A dip in a hot spring served as a source of infection for an 11-year-old Austrian girl vacationing in Italy with her family.
The girl contracted gonorrhea while bathing in the Lake Specchio di Venere, also known as the "Mirror of Venus," according to a study published in the Journal of Medical Case Reports in September. Gonorrhea is a disease usually transmitted sexually that infects the genitals, rectum and throat, the U.S. Centers for Disease Control and Prevention (CDC) said.
"Anyone who is sexually active can get gonorrhea," the CDC said. But researchers at New Zealand's University of Auckland and Austria's University of Salzburg stressed that wasn't the case for the 11-year-old girl.
Vaginal swabs used on the girl came back positive for the bacterial pathogen responsible for gonorrhea, but the child's family members tested negative.
"The child adamantly denied any sexual contact, and no opportunities for sexual exposure could be identified," the study author said. "It was therefore concluded that she must have acquired the infection from pool water contaminated by gonococcus after a 2-day incubation period."
Europe. Italy. Sicily. Pantelleria. Mirror of Venus. (Photo by: Lanzellotto Antonello/AGF/Universal Images Group via Getty Images)

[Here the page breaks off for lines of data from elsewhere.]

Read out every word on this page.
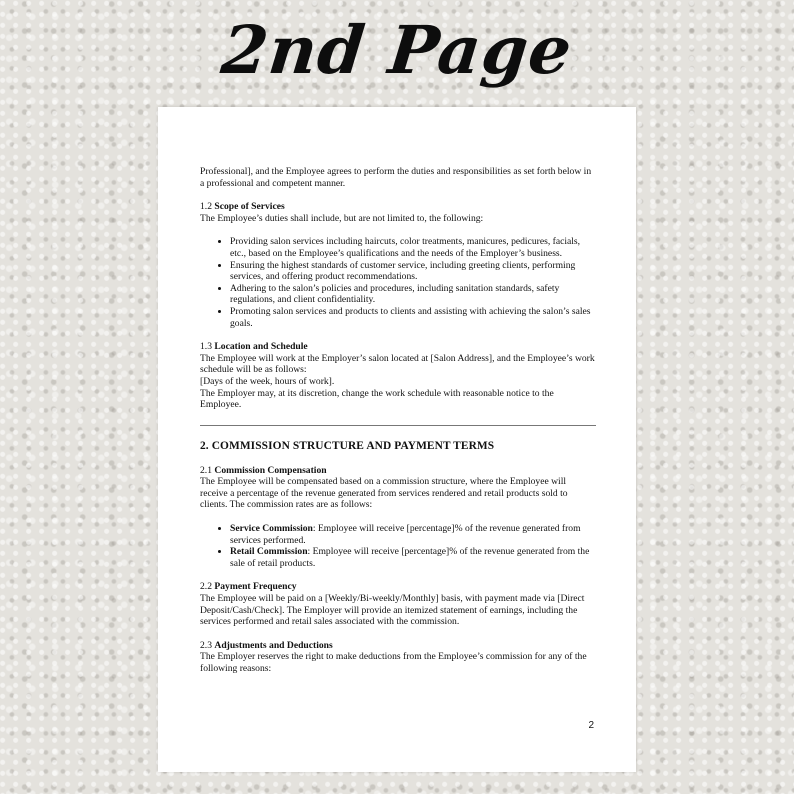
2nd Page

Professional], and the Employee agrees to perform the duties and responsibilities as set forth below in a professional and competent manner.

1.2 Scope of Services

The Employee’s duties shall include, but are not limited to, the following:

• Providing salon services including haircuts, color treatments, manicures, pedicures, facials, etc., based on the Employee’s qualifications and the needs of the Employer’s business.
• Ensuring the highest standards of customer service, including greeting clients, performing services, and offering product recommendations.
• Adhering to the salon’s policies and procedures, including sanitation standards, safety regulations, and client confidentiality.
• Promoting salon services and products to clients and assisting with achieving the salon’s sales goals.

1.3 Location and Schedule

The Employee will work at the Employer’s salon located at [Salon Address], and the Employee’s work schedule will be as follows:

[Days of the week, hours of work].

The Employer may, at its discretion, change the work schedule with reasonable notice to the Employee.

2. COMMISSION STRUCTURE AND PAYMENT TERMS

2.1 Commission Compensation

The Employee will be compensated based on a commission structure, where the Employee will receive a percentage of the revenue generated from services rendered and retail products sold to clients. The commission rates are as follows:

• Service Commission: Employee will receive [percentage]% of the revenue generated from services performed.
• Retail Commission: Employee will receive [percentage]% of the revenue generated from the sale of retail products.

2.2 Payment Frequency

The Employee will be paid on a [Weekly/Bi-weekly/Monthly] basis, with payment made via [Direct Deposit/Cash/Check]. The Employer will provide an itemized statement of earnings, including the services performed and retail sales associated with the commission.

2.3 Adjustments and Deductions

The Employer reserves the right to make deductions from the Employee’s commission for any of the following reasons:

2
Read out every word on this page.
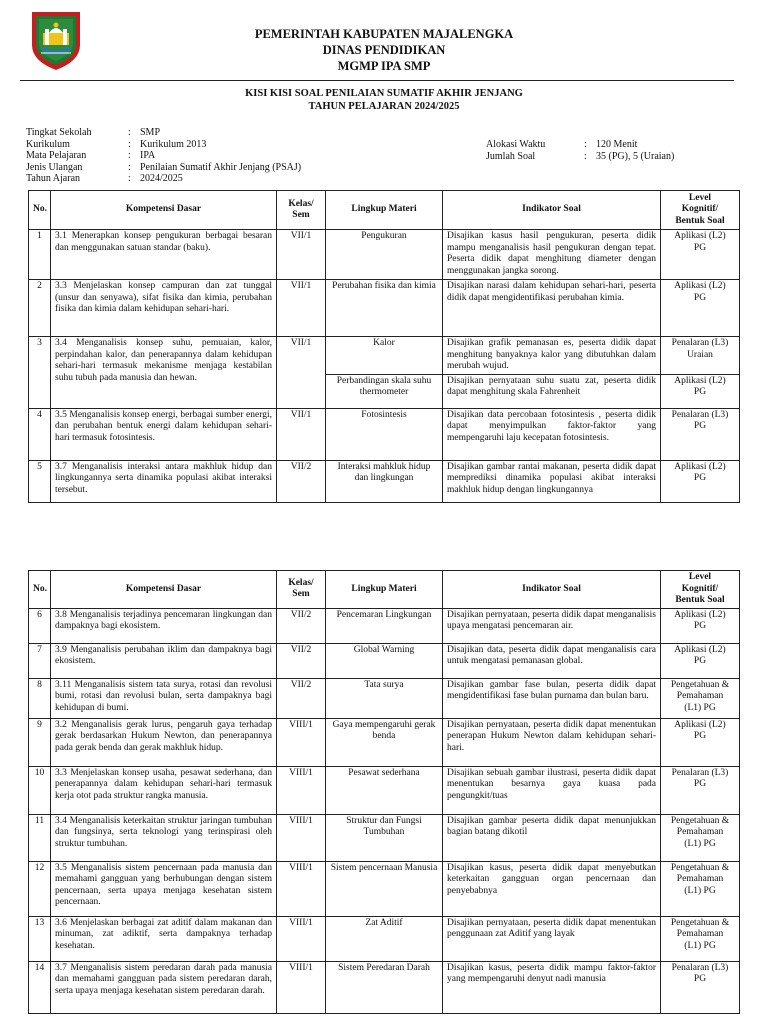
PEMERINTAH KABUPATEN MAJALENGKA
DINAS PENDIDIKAN
MGMP IPA SMP
KISI KISI SOAL PENILAIAN SUMATIF AKHIR JENJANG
TAHUN PELAJARAN 2024/2025
Tingkat Sekolah	: SMP
Kurikulum	: Kurikulum 2013
Mata Pelajaran	: IPA
Jenis Ulangan	: Penilaian Sumatif Akhir Jenjang (PSAJ)
Tahun Ajaran	: 2024/2025
Alokasi Waktu	: 120 Menit
Jumlah Soal	: 35 (PG), 5 (Uraian)
No.	Kompetensi Dasar	Kelas/
Sem	Lingkup Materi	Indikator Soal	Level
Kognitif/
Bentuk Soal
1	3.1 Menerapkan konsep pengukuran berbagai besaran dan menggunakan satuan standar (baku).	VII/1	Pengukuran	Disajikan kasus hasil pengukuran, peserta didik mampu menganalisis hasil pengukuran dengan tepat. Peserta didik dapat menghitung diameter dengan menggunakan jangka sorong.	Aplikasi (L2)
PG
2	3.3 Menjelaskan konsep campuran dan zat tunggal (unsur dan senyawa), sifat fisika dan kimia, perubahan fisika dan kimia dalam kehidupan sehari-hari.	VII/1	Perubahan fisika dan kimia	Disajikan narasi dalam kehidupan sehari-hari, peserta didik dapat mengidentifikasi perubahan kimia.	Aplikasi (L2)
PG
3	3.4 Menganalisis konsep suhu, pemuaian, kalor, perpindahan kalor, dan penerapannya dalam kehidupan sehari-hari termasuk mekanisme menjaga kestabilan suhu tubuh pada manusia dan hewan.	VII/1	Kalor	Disajikan grafik pemanasan es, peserta didik dapat menghitung banyaknya kalor yang dibutuhkan dalam merubah wujud.	Penalaran (L3)
Uraian
			Perbandingan skala suhu thermometer	Disajikan pernyataan suhu suatu zat, peserta didik dapat menghitung skala Fahrenheit	Aplikasi (L2)
PG
4	3.5 Menganalisis konsep energi, berbagai sumber energi, dan perubahan bentuk energi dalam kehidupan sehari-hari termasuk fotosintesis.	VII/1	Fotosintesis	Disajikan data percobaan fotosintesis , peserta didik dapat menyimpulkan faktor-faktor yang mempengaruhi laju kecepatan fotosintesis.	Penalaran (L3)
PG
5	3.7 Menganalisis interaksi antara makhluk hidup dan lingkungannya serta dinamika populasi akibat interaksi tersebut.	VII/2	Interaksi mahkluk hidup dan lingkungan	Disajikan gambar rantai makanan, peserta didik dapat memprediksi dinamika populasi akibat interaksi makhluk hidup dengan lingkungannya	Aplikasi (L2)
PG
No.	Kompetensi Dasar	Kelas/
Sem	Lingkup Materi	Indikator Soal	Level
Kognitif/
Bentuk Soal
6	3.8 Menganalisis terjadinya pencemaran lingkungan dan dampaknya bagi ekosistem.	VII/2	Pencemaran Lingkungan	Disajikan pernyataan, peserta didik dapat menganalisis upaya mengatasi pencemaran air.	Aplikasi (L2)
PG
7	3.9 Menganalisis perubahan iklim dan dampaknya bagi ekosistem.	VII/2	Global Warning	Disajikan data, peserta didik dapat menganalisis cara untuk mengatasi pemanasan global.	Aplikasi (L2)
PG
8	3.11 Menganalisis sistem tata surya, rotasi dan revolusi bumi, rotasi dan revolusi bulan, serta dampaknya bagi kehidupan di bumi.	VII/2	Tata surya	Disajikan gambar fase bulan, peserta didik dapat mengidentifikasi fase bulan purnama dan bulan baru.	Pengetahuan &
Pemahaman
(L1) PG
9	3.2 Menganalisis gerak lurus, pengaruh gaya terhadap gerak berdasarkan Hukum Newton, dan penerapannya pada gerak benda dan gerak makhluk hidup.	VIII/1	Gaya mempengaruhi gerak benda	Disajikan pernyataan, peserta didik dapat menentukan penerapan Hukum Newton dalam kehidupan sehari-hari.	Aplikasi (L2)
PG
10	3.3 Menjelaskan konsep usaha, pesawat sederhana, dan penerapannya dalam kehidupan sehari-hari termasuk kerja otot pada struktur rangka manusia.	VIII/1	Pesawat sederhana	Disajikan sebuah gambar ilustrasi, peserta didik dapat menentukan besarnya gaya kuasa pada pengungkit/tuas	Penalaran (L3)
PG
11	3.4 Menganalisis keterkaitan struktur jaringan tumbuhan dan fungsinya, serta teknologi yang terinspirasi oleh struktur tumbuhan.	VIII/1	Struktur dan Fungsi Tumbuhan	Disajikan gambar peserta didik dapat menunjukkan bagian batang dikotil	Pengetahuan &
Pemahaman
(L1) PG
12	3.5 Menganalisis sistem pencernaan pada manusia dan memahami gangguan yang berhubungan dengan sistem pencernaan, serta upaya menjaga kesehatan sistem pencernaan.	VIII/1	Sistem pencernaan Manusia	Disajikan kasus, peserta didik dapat menyebutkan keterkaitan gangguan organ pencernaan dan penyebabnya	Pengetahuan &
Pemahaman
(L1) PG
13	3.6 Menjelaskan berbagai zat aditif dalam makanan dan minuman, zat adiktif, serta dampaknya terhadap kesehatan.	VIII/1	Zat Aditif	Disajikan pernyataan, peserta didik dapat menentukan penggunaan zat Aditif yang layak	Pengetahuan &
Pemahaman
(L1) PG
14	3.7 Menganalisis sistem peredaran darah pada manusia dan memahami gangguan pada sistem peredaran darah, serta upaya menjaga kesehatan sistem peredaran darah.	VIII/1	Sistem Peredaran Darah	Disajikan kasus, peserta didik mampu faktor-faktor yang mempengaruhi denyut nadi manusia	Penalaran (L3)
PG
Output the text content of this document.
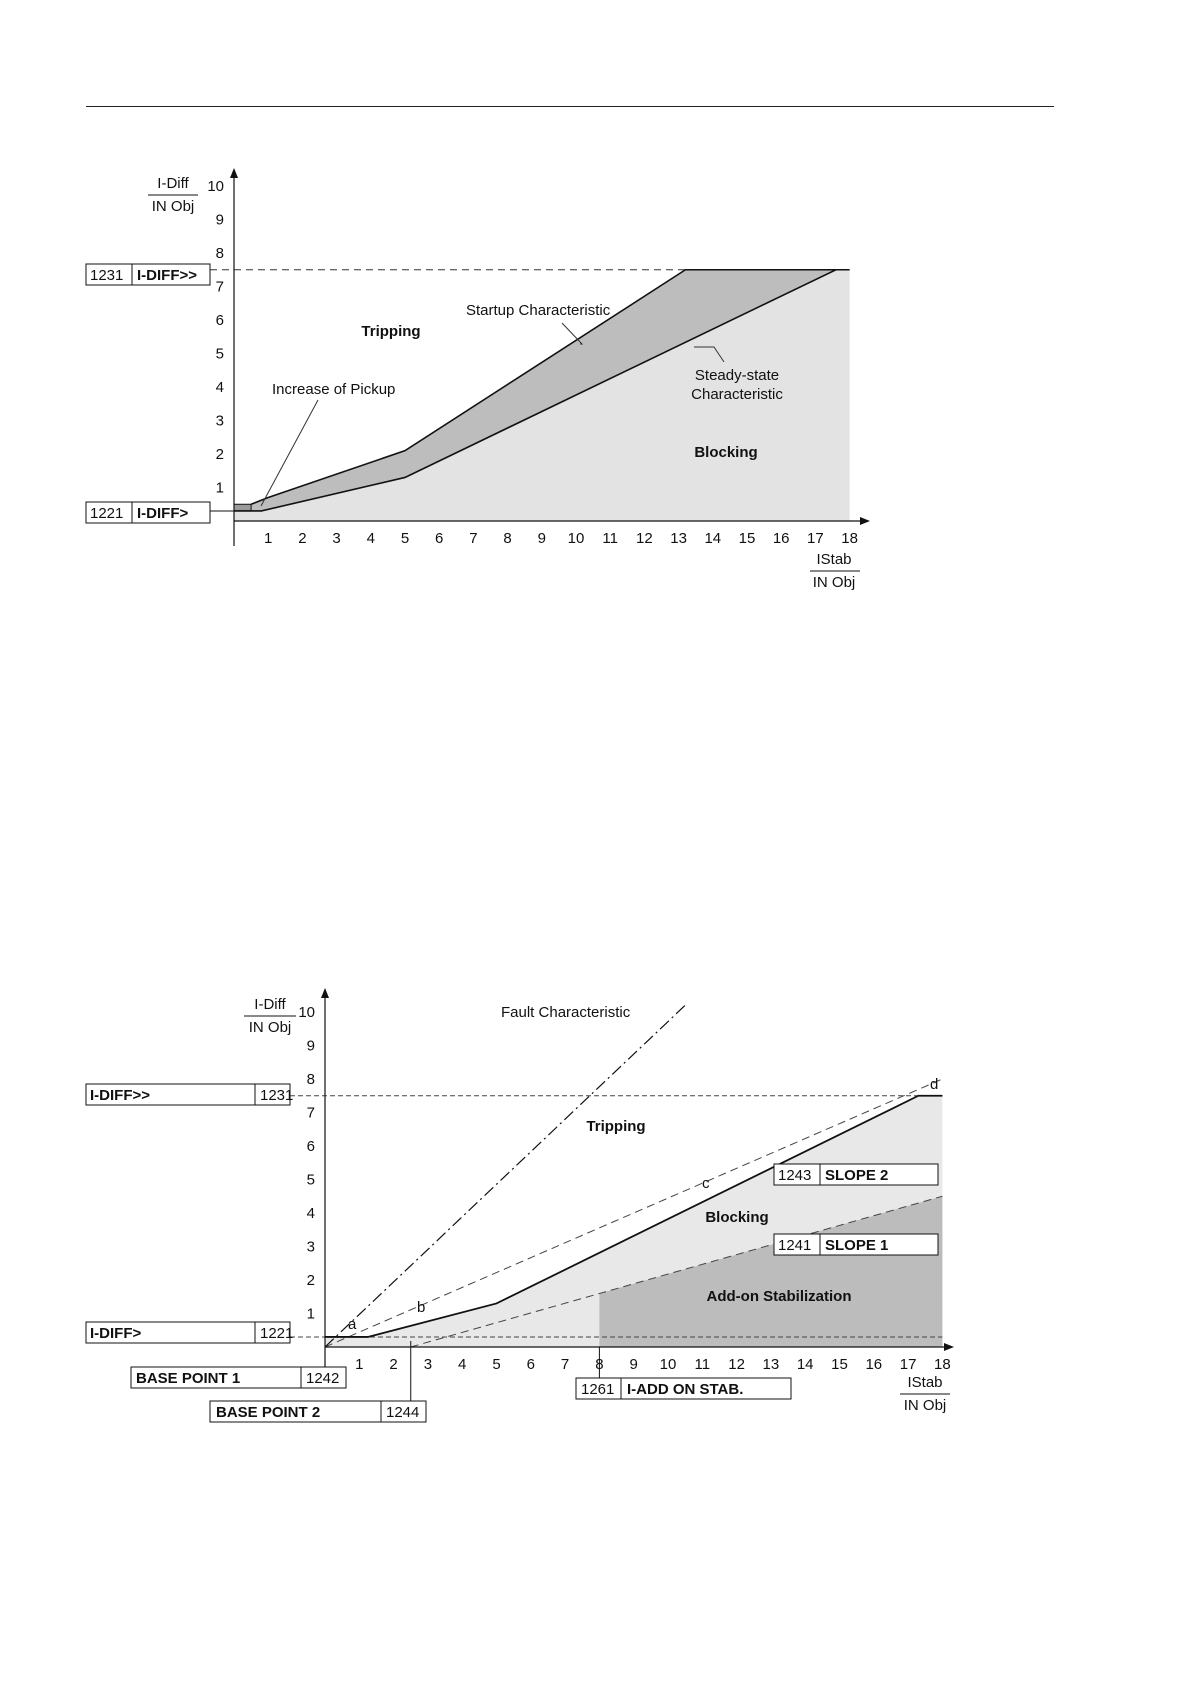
1 2 3 4 5 6 7 8 9 10 11 12 13 14 15 16 17 18
1
2
3
4
5
6
7
8
9
10
I-Diff
IN Obj
IStab
IN Obj
Tripping
Blocking
Startup Characteristic
Increase of Pickup
Steady-state
Characteristic
1231 I-DIFF>>
1221 I-DIFF>
1 2 3 4 5 6 7 8 9 10 11 12 13 14 15 16 17 18
1
2
3
4
5
6
7
8
9
10
I-Diff
IN Obj
IStab
IN Obj
Tripping
Blocking
Add-on Stabilization
Fault Characteristic
a
b
c
d
I-DIFF>>	1231
I-DIFF>	1221
1243 SLOPE 2
1241 SLOPE 1
BASE POINT 1	1242
BASE POINT 2	1244
1261 I-ADD ON STAB.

Researchers said the hot spring water was close to body temperature, isotonic, slightly acidic and contained organic particles — all of which could support the survival of gonococcus. And there’s historical evidence of children contracting the disease from common baths.
Study authors stressed the importance that all cases of gonococcal infection in children are fully investigated, including examining all other relevant family members. This case demonstrates both sexual and nonsexual transmission is possible.
"A presumption that a gonococcal infection is diagnostic of sexual abuse can be dire, with children wrongfully removed from their parents’ care, and their caregivers facing false charges of sexual crimes," they said. "Our case serves to illustrate that the very uncommon diagnosis of gonorrhea in a child may be the result of nonsexual transmission of the infection, and that contaminated hot pools are a very rare source of infection that should be considered.
Study authors said doctors successfully treated the child’s infection with ceftriaxone and azithromycin. Her pediatrician also advised whey baths for a period of two weeks.
A repeat swab four weeks later was negative.
This story was reported from Atlanta.